Accadrà anche per il Ddl sulle province: non solo la Sicilia ha evitato di adeguarsi alle sentenze della Consulta, che ha chiesto più volte di nominare i vertici degli enti d’area vasta mediante elezioni di secondo livello (cioè facendo votare sindaci e consiglieri comunali) ed evitando il ricorso a lunghi commissariamenti; ma si è arrogata il merito di fare da apripista a un ritorno frenetico di sprechi e di poltrone (circa 300),  puntando sulla parola di alcuni ministri come Calderoli e andando in contrasto con le leggi vigenti (la Delrio, che il parlamento non ha abrogato). Lo spirito costituzionale di questa Assemblea consiste nel fare poco e nel fare male. E la presenza in aula di Schifani, da parte di certi commentatori (leggasi Gianfranco Micciché), è stata ritenuta “una sfida alla magistratura”.
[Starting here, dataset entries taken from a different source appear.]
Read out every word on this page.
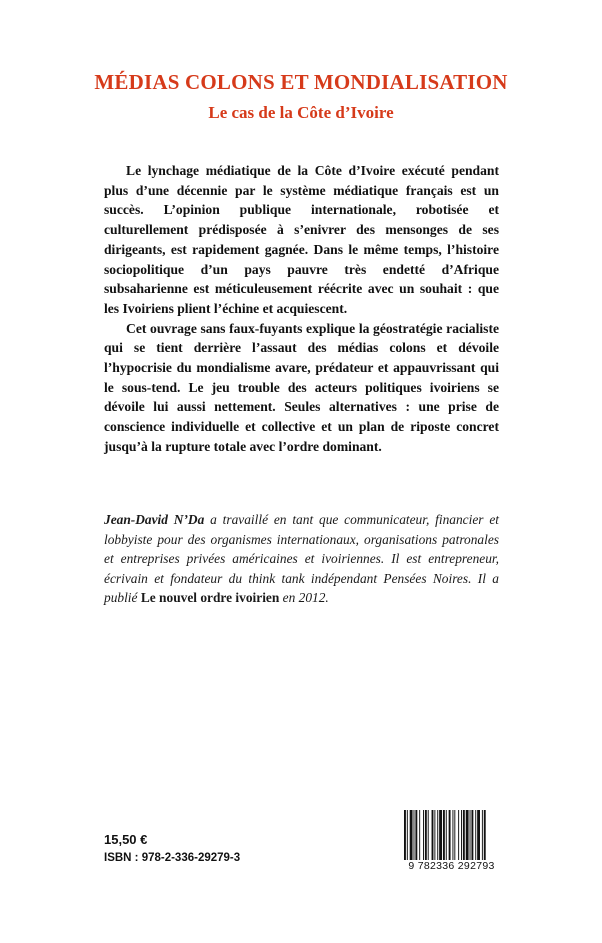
MÉDIAS COLONS ET MONDIALISATION
Le cas de la Côte d’Ivoire

Le lynchage médiatique de la Côte d’Ivoire exécuté pendant plus d’une décennie par le système médiatique français est un succès. L’opinion publique internationale, robotisée et culturellement prédisposée à s’enivrer des mensonges de ses dirigeants, est rapidement gagnée. Dans le même temps, l’histoire sociopolitique d’un pays pauvre très endetté d’Afrique subsaharienne est méticuleusement réécrite avec un souhait : que les Ivoiriens plient l’échine et acquiescent.

Cet ouvrage sans faux-fuyants explique la géostratégie racialiste qui se tient derrière l’assaut des médias colons et dévoile l’hypocrisie du mondialisme avare, prédateur et appauvrissant qui le sous-tend. Le jeu trouble des acteurs politiques ivoiriens se dévoile lui aussi nettement. Seules alternatives : une prise de conscience individuelle et collective et un plan de riposte concret jusqu’à la rupture totale avec l’ordre dominant.

Jean-David N’Da a travaillé en tant que communicateur, financier et lobbyiste pour des organismes internationaux, organisations patronales et entreprises privées américaines et ivoiriennes. Il est entrepreneur, écrivain et fondateur du think tank indépendant Pensées Noires. Il a publié Le nouvel ordre ivoirien en 2012.
15,50 €
ISBN : 978-2-336-29279-3
9 782336 292793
La magistratura ha dato torto alla Sicilia su più fronti. Qualche giorno fa l’ultimo episodio, relativo alla spalmatura del disavanzo: il decreto legislativo del 27 dicembre 2019, che avrebbe consentito all’Isola di rateizzare il deficit in dieci anni, andava contro i principi di equità intergenerazionale ed è stato giudicato illegittimo. La decisione dei giudici, unita ai pronunciamenti della Corte dei Conti (con la mancata parifica degli ultimi due rendiconti), alle sentenze dei Tribunali del Lavoro o dei tribunali ordinari (ad esempio sull’annosa questione dei dirigenti di “terza fascia”, che non potrebbero ambire alle posizioni apicali dei dipartimenti), anticipano una questione che i nostri politici non hanno mai messo in agenda: cioè la questione morale.
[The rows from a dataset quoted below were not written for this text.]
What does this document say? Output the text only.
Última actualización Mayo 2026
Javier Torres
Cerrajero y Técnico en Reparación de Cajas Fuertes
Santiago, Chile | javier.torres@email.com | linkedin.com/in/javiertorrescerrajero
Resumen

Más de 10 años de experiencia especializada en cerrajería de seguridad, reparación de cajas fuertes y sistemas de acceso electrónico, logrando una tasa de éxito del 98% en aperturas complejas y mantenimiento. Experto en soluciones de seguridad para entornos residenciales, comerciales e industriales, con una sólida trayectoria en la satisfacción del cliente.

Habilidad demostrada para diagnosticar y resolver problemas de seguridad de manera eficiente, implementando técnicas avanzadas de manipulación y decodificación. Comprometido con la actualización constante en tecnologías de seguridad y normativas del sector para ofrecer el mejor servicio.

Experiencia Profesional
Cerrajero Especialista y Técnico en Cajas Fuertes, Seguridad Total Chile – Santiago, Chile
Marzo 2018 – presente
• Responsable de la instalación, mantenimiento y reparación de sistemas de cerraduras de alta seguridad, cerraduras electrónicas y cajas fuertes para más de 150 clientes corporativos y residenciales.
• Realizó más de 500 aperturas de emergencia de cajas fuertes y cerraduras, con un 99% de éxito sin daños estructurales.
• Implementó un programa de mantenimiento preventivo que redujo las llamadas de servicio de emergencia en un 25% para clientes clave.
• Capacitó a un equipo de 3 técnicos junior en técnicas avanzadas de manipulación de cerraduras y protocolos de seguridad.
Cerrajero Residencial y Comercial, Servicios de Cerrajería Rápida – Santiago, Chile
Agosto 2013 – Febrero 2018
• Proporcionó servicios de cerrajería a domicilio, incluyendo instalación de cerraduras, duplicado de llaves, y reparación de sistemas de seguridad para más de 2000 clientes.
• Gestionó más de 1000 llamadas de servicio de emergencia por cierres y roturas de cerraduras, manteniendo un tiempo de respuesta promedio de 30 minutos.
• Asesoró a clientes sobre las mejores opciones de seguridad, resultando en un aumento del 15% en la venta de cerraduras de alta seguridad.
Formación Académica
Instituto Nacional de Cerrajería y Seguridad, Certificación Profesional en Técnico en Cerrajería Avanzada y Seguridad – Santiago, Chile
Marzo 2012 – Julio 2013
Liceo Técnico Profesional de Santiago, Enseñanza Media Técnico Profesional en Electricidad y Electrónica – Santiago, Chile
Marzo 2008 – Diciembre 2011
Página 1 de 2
Una pretesa di legalità, di trasparenza, di buona condotta che non prescinde direttamente dalle sentenze della magistratura, ma che andrebbe applicata a qualunque ambito abbia a che fare con la pubblica amministrazione e la buona politica. Invece, esauriti i lavori d’aula da poche ore, il governo si è ritrovato (senza gli assessori in quota FdI, che minacciano la crisi) per ratificare le nomine dei direttori generali delle Aziende sanitarie e ospedaliere, maturate secondo un principio irreversibile, quello della lottizzazione fra partiti, e non basandosi sui meriti e sulle competenze dei singoli “concorrenti”. Il dato politico che emerge dal pomeriggio nero è che un governo di fatto non c’è: è dilaniato dalla rivalità interna e dai giochi di bassissimo cabotaggio fra i suoi rappresentanti più illustri. Ma soprattutto non c’è un governatore: una volta tanto che ha provato a metterci la faccia, la sua squadra ne è uscita a pezzi. Sarebbe stato più onorevole perdere a tavolino.